31 Pronto algunos de los acompañantes de Heliodoro, instaban a Onías que invocara al Altísimo para que diese la gracia de vivir a aquel que yacía ya en su último suspiro.
32 Temiendo el sumo sacerdote que acaso el rey sospechara que los judíos hubieran perpetrado alguna fechoría contra Heliodoro, ofreció un sacrificio por la salud de aquel hombre.
33 Mientras el sumo sacerdote ofrecía el sacrificio de expiación, se aparecieron otra vez a Heliodoro los mismos jóvenes, vestidos con la misma indumentaria y en pie le dijeron: «Da muchas gracias al sumo sacerdote Onías, pues por él te concede el Señor la gracia de vivir;
34 y tú, que has sido azotado por el Cielo, haz saber a todos la grandeza del poder de Dios.» En diciendo esto, desparacieron.

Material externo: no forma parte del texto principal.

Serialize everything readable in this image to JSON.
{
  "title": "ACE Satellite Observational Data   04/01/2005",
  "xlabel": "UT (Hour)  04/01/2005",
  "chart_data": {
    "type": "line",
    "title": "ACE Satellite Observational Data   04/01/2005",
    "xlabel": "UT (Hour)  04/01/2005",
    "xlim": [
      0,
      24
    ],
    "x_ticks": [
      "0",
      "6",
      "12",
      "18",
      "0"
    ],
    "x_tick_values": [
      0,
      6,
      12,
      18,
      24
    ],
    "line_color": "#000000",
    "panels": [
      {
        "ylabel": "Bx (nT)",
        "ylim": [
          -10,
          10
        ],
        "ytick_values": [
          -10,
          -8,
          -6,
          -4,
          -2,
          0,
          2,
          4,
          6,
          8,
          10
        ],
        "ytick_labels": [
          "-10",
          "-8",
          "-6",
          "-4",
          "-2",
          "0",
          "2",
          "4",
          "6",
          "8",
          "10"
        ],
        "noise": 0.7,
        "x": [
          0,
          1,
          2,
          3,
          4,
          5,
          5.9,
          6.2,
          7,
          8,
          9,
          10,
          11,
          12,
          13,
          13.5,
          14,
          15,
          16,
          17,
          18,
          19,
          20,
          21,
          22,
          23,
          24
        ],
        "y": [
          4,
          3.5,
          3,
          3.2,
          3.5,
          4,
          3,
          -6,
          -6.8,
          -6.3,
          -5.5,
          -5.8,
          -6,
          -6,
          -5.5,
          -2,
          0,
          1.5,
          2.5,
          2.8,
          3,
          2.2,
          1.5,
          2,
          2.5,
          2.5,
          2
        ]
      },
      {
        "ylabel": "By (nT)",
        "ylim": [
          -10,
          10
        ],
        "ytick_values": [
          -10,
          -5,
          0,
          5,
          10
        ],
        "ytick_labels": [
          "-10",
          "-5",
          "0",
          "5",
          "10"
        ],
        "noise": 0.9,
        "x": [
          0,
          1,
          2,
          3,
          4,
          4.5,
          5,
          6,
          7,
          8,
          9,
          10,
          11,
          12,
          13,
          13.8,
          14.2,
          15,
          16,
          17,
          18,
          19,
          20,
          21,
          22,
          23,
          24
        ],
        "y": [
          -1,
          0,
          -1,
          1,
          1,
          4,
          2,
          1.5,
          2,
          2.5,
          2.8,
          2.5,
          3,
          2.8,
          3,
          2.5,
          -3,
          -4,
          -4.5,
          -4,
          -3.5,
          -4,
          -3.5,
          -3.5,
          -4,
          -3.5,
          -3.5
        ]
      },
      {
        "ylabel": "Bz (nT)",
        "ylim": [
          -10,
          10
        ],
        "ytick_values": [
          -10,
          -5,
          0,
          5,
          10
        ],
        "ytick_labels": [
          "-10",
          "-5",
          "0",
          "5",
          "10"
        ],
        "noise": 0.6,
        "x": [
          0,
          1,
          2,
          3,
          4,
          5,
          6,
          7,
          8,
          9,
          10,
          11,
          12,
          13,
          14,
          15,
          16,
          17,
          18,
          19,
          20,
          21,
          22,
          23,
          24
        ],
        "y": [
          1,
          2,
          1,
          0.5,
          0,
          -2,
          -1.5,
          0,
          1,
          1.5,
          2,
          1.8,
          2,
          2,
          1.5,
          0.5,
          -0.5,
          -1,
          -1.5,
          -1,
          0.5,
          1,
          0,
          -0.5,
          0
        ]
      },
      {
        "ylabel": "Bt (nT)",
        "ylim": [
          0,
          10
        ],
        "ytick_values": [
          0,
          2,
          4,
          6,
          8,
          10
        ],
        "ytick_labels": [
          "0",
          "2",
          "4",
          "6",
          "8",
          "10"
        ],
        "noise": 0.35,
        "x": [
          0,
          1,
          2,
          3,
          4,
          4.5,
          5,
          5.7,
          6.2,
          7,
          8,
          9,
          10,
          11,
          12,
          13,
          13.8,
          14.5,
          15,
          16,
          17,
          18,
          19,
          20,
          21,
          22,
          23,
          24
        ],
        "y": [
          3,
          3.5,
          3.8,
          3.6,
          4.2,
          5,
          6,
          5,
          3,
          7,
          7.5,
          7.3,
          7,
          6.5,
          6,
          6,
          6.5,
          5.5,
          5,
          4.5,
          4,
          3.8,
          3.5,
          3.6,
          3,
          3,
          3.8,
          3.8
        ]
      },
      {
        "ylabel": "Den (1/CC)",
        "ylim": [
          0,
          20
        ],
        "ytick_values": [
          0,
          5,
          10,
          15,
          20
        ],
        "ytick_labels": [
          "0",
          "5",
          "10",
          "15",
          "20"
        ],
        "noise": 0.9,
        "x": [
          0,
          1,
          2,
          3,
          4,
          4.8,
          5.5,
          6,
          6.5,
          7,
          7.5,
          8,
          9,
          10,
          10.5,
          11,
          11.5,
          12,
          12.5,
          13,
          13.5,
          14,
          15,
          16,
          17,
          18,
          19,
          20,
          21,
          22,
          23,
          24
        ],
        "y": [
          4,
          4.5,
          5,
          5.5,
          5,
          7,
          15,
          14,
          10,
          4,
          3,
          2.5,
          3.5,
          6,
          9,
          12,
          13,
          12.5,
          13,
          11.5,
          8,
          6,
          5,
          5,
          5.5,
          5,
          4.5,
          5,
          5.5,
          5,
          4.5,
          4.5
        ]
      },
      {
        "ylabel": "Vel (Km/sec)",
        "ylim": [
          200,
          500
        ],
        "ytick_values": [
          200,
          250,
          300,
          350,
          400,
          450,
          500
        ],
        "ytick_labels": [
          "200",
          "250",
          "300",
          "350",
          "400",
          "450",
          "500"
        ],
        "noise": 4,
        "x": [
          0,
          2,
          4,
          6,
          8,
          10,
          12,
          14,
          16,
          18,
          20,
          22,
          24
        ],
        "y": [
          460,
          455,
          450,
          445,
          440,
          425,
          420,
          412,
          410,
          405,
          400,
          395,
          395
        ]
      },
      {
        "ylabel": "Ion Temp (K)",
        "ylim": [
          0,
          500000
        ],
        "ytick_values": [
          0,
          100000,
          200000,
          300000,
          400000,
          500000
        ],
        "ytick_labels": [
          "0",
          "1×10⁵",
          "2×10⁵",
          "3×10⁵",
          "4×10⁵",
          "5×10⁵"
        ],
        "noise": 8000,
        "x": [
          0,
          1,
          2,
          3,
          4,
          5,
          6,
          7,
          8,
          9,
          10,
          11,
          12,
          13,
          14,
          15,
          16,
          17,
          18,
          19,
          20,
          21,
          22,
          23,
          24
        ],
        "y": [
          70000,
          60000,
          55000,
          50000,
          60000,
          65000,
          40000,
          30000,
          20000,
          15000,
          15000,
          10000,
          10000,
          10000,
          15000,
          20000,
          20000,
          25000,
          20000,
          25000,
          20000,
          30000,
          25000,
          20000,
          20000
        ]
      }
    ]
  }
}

35 Heliodoro, habiendo ofrecido al Señor un sacrificio y tras haber orado largamente al que le había concedido la vida, se despidió de Onías y volvió con sus tropas donde el rey.
36 Ante todos daba testimonio de las obras del Dios grande que él había contemplado con sus ojos.
37 Al preguntar el rey a Heliodoro a quién convendría enviar otra vez a Jerusalén, él respondió:
38 «Si tienes algún enemigo conspirador contra el Estado, mándalo allá y te volverá molido a azotes, si es que salva su vida, porque te aseguro que rodea a aquel Lugar una fuerza divina.
39 Pues el mismo que tiene en los cielos su morada, vela y protege aquel Lugar; y a los que se acercan con malas intenciones los hiere de muerte.»
40 Así sucedieron las cosas relativas a Heliodoro y a la preservación del Tesoro.